Les nanotechnologies sont considérées comme un danger mortel par certains scientifiques
Toutes les voix ne sont pas aussi enthousiastes. Il y a celles qui nous avertissent de dangers. Le spécialiste ès-logiciels, Bill Joy, voit dans la « nano-révolution » l’un « des plus grands dangers pour l’avenir de l’humanité ». A quoi ressemblera cet avenir ? Michael Crichton, auteur de best-sellers, a tenté de le décrire dans son roman « Butin » paru en 2002. Le scénario est terriblement actuel et, comme chez Lem ou Jünger, la caractéristique la plus étonnante des robots qu’il a inventée, est la capacité à s’auto-organiser. Chez Crichton, il s’agit de nano-robots qui sont téléguidés dans les airs et y virevoltent pour ensuite se regrouper en un essaim sur le lieu ciblé — par exemple une fabrique d’armement suspecte. Dans le roman, cet essaim est fabriqué, sur commande du Pentagone, par une entreprise de haute technologie installée dans le désert du Nevada. Mais tout finit par aller mal, les nuages de robots s’autonomisent et deviennent un danger mortel.
Crichton n’invente rien, au fond.
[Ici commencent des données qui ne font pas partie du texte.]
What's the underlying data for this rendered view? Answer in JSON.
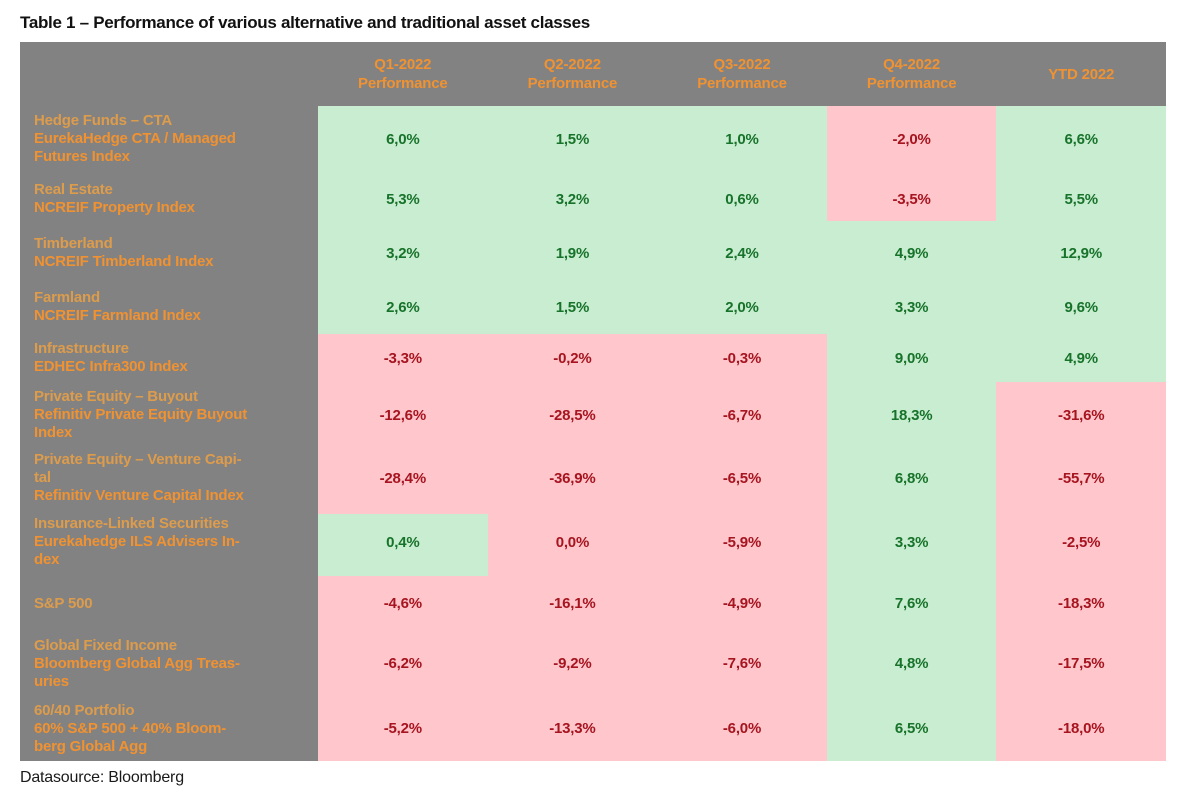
{
  "title": "Table 1 – Performance of various alternative and traditional asset classes",
  "footer": "Datasource: Bloomberg",
  "colors": {
    "gray": "#828282",
    "orange": "#f09231",
    "orange_muted": "#dd9c4c",
    "green_bg": "#c9edd1",
    "red_bg": "#ffc6cc",
    "green_text": "#17732a",
    "red_text": "#a6141f"
  },
  "columns": [
    "Q1-2022\nPerformance",
    "Q2-2022\nPerformance",
    "Q3-2022\nPerformance",
    "Q4-2022\nPerformance",
    "YTD 2022"
  ],
  "rows": [
    {
      "name": "Hedge Funds – CTA",
      "index": "EurekaHedge CTA / Managed\nFutures Index",
      "h": 66,
      "values": [
        "6,0%",
        "1,5%",
        "1,0%",
        "-2,0%",
        "6,6%"
      ],
      "colors": [
        "g",
        "g",
        "g",
        "r",
        "g"
      ]
    },
    {
      "name": "Real Estate",
      "index": "NCREIF Property Index",
      "h": 54,
      "values": [
        "5,3%",
        "3,2%",
        "0,6%",
        "-3,5%",
        "5,5%"
      ],
      "colors": [
        "g",
        "g",
        "g",
        "r ib",
        "g"
      ]
    },
    {
      "name": "Timberland",
      "index": "NCREIF Timberland Index",
      "h": 54,
      "values": [
        "3,2%",
        "1,9%",
        "2,4%",
        "4,9%",
        "12,9%"
      ],
      "colors": [
        "g",
        "g",
        "g",
        "g",
        "g"
      ]
    },
    {
      "name": "Farmland",
      "index": "NCREIF Farmland Index",
      "h": 54,
      "values": [
        "2,6%",
        "1,5%",
        "2,0%",
        "3,3%",
        "9,6%"
      ],
      "colors": [
        "g",
        "g",
        "g",
        "g",
        "g"
      ]
    },
    {
      "name": "Infrastructure",
      "index": "EDHEC Infra300 Index",
      "h": 48,
      "values": [
        "-3,3%",
        "-0,2%",
        "-0,3%",
        "9,0%",
        "4,9%"
      ],
      "colors": [
        "r",
        "r",
        "r",
        "g",
        "g"
      ]
    },
    {
      "name": "Private Equity – Buyout",
      "index": "Refinitiv Private Equity Buyout\nIndex",
      "h": 66,
      "values": [
        "-12,6%",
        "-28,5%",
        "-6,7%",
        "18,3%",
        "-31,6%"
      ],
      "colors": [
        "r",
        "r",
        "r",
        "g",
        "r"
      ]
    },
    {
      "name": "Private Equity – Venture Capi-\ntal",
      "index": "Refinitiv Venture Capital Index",
      "h": 60,
      "values": [
        "-28,4%",
        "-36,9%",
        "-6,5%",
        "6,8%",
        "-55,7%"
      ],
      "colors": [
        "r",
        "r",
        "r",
        "g",
        "r"
      ]
    },
    {
      "name": "Insurance-Linked Securities",
      "index": "Eurekahedge ILS Advisers In-\ndex",
      "h": 68,
      "values": [
        "0,4%",
        "0,0%",
        "-5,9%",
        "3,3%",
        "-2,5%"
      ],
      "colors": [
        "g it",
        "r",
        "r",
        "g",
        "r"
      ]
    },
    {
      "name": "S&P 500",
      "index": "",
      "h": 55,
      "values": [
        "-4,6%",
        "-16,1%",
        "-4,9%",
        "7,6%",
        "-18,3%"
      ],
      "colors": [
        "r",
        "r",
        "r",
        "g",
        "r"
      ]
    },
    {
      "name": "Global Fixed Income",
      "index": "Bloomberg Global Agg Treas-\nuries",
      "h": 65,
      "values": [
        "-6,2%",
        "-9,2%",
        "-7,6%",
        "4,8%",
        "-17,5%"
      ],
      "colors": [
        "r",
        "r",
        "r",
        "g",
        "r"
      ]
    },
    {
      "name": "60/40 Portfolio",
      "index": "60% S&P 500 + 40% Bloom-\nberg Global Agg",
      "h": 65,
      "values": [
        "-5,2%",
        "-13,3%",
        "-6,0%",
        "6,5%",
        "-18,0%"
      ],
      "colors": [
        "r",
        "r",
        "r",
        "g",
        "r"
      ]
    }
  ]
}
Il se borne à exagérer quelque peu les tendances à l’œuvre aujourd’hui en ces domaines de très haute technologie. « Les effets pour l’humanité », écrit-il dans la préface de son roman, en citant deux scientifiques renommés, « pourraient être désastreux, plus importants que ceux de la révolution industrielle, de l’invention de l’arme atomique ou de la pollution de l’environnement ». Ce n’est certainement pas exagéré.
D’après des extraits du livre de Karl Richter, Tödliche Bedrohung USA,
Waffen und Szenarien der globalen Herrschaft, Hohenrain Verlag, Tübingen, 2004, ISBN 3-89180-071-1
(La menace mortelle des États-Unis – Armes et scénarios de la domination globale).